8-5 School Day — Sounds Good to me. At long last David Blunkett has come up with a really good idea. More work for teachers. Hurrah, we needed that to fill the slot from 10pm to midnight.
Keeping schools open from 8 in the morning til 5 pm will keep the kids off the street (main priority) and ensure teachers don't have time to think.
Lots more breakfast activities and after school learning experiences, with A levels in any case scheduled to run until after 5pm. According to Blunkett it is nonsense 'having schools close mid afternoon'. Silly us, we thought that they actually were open, but for staff meetings, preparation, INSET etc.
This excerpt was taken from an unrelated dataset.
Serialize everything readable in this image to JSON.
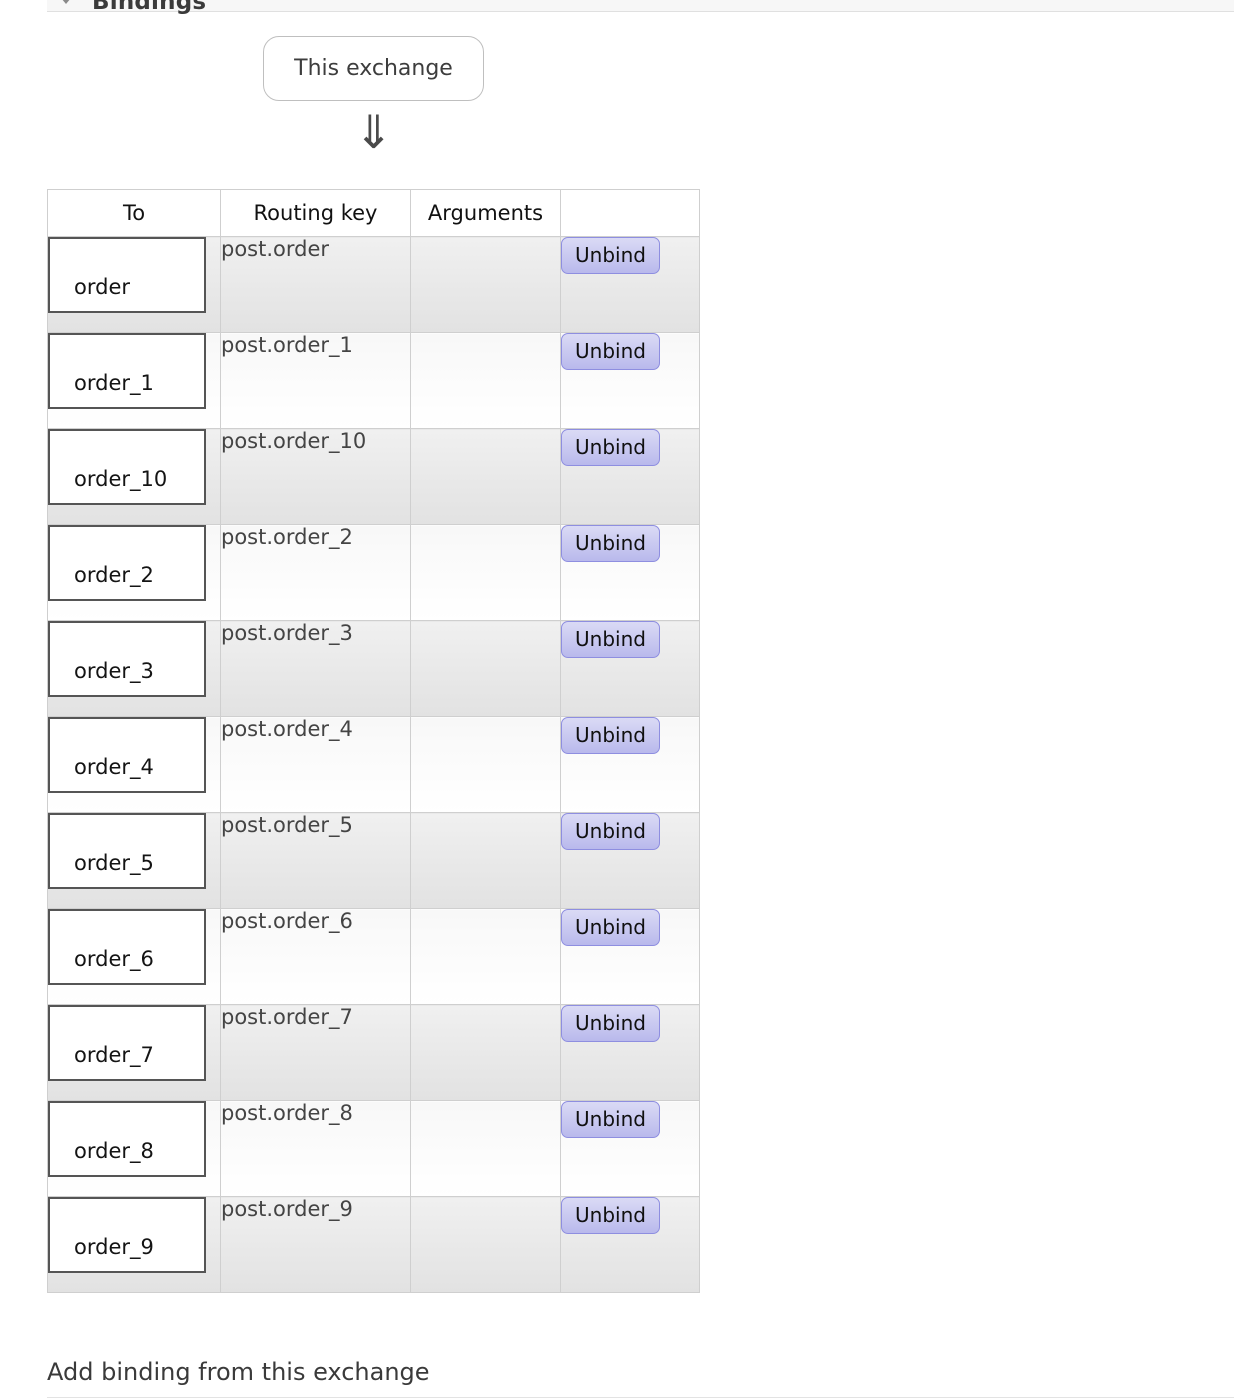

Fortunately, staffing all this extra education will be no problem. True, there will be very few volunteers since staff work too hard already. But there will be the new breed of 'Fast Track' teachers, who have no contractual limits, who can be compelled to do it, then go home and prepare lessons and a project for their Saturday INSET.
Then there are those foolish enough to go for the threshold payments thinking there is no catch. Surprise!!! Mr Blunkett hasn't finished looking at conditions of service yet.